The Story
Why it exists.
The beginning
Steve DeMercado built Original Blend around a single tension: freshness that doesn't evaporate the moment you leave the room. The brief was simple enough, create something that reads as effortless but holds its shape through a workday. What emerged was a fragrance that opens aquatic, shifts into spice, and lands somewhere warm and close to the skin. The name says it all. This is the house's reference point, the blend everything else in the Original Penguin line measures itself against.

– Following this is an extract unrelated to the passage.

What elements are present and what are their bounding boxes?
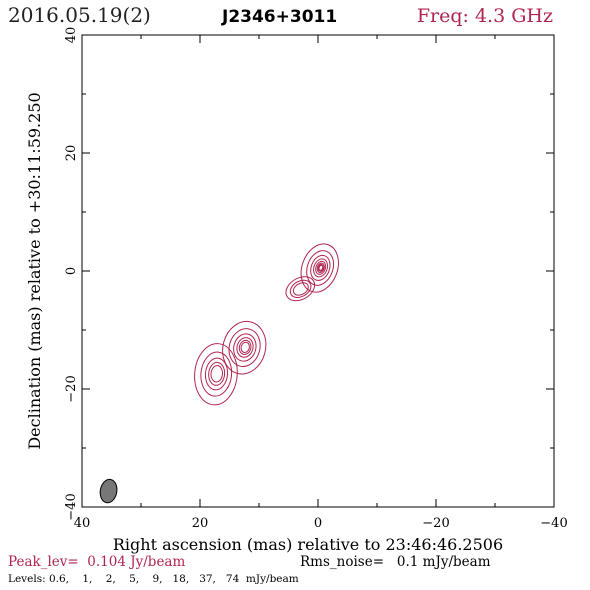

The structure pulls off something harder than it looks. Bergamot and apple give the opening its brightness, but aquatic notes keep it from tipping into cologne territory. The heart, lavender, nutmeg, fir, introduces warmth without sweetness. Then the base. Suede is the quiet surprise here, a material usually buried in niche compositions. Paired with sandalwood and musk, it gives the drydown a closeness that moderate sillage actually works in favor of. You're the one who smells good. No one else needs to know.
The evolution
The first five minutes are all citrus and apple, bright and crisp. The aquatic element doesn't last, it was there to set the stage, not stay for the main act. Around minute ten, the lavender and nutmeg arrive together, herbal and slightly spiced, pushing the fragrance toward something warmer. The fir adds a green sharpness that keeps it from going powdery too early. By the second hour, the suede surfaces. That's the tell. It's soft, almost intimate, wrapped around sandalwood and a musk that stays close to the skin. The drydown holds for another four to six hours depending on the surface, lingers on fabric long after you've stopped noticing it yourself.
Cultural impact
Original Blend arrived at a pivotal moment in the mass-market masculine fragrance landscape. By 2016, the fresh aquatic category had become saturated with similar offerings, each competing for shelf space with interchangeable positioning. Original Penguin's approach with Original Blend was deliberate: strip away the unnecessary complexity that had crept into designer releases and return to confident simplicity. The choice to anchor the drydown with suede rather than the expected woodsy or amber base was an intentional signal that mass-market did not have to mean predictable. This decision positioned Original Blend as a bridge fragrance, accessible enough for first-time wearers yet sophisticated enough to avoid the 'starter fragrance' stigma.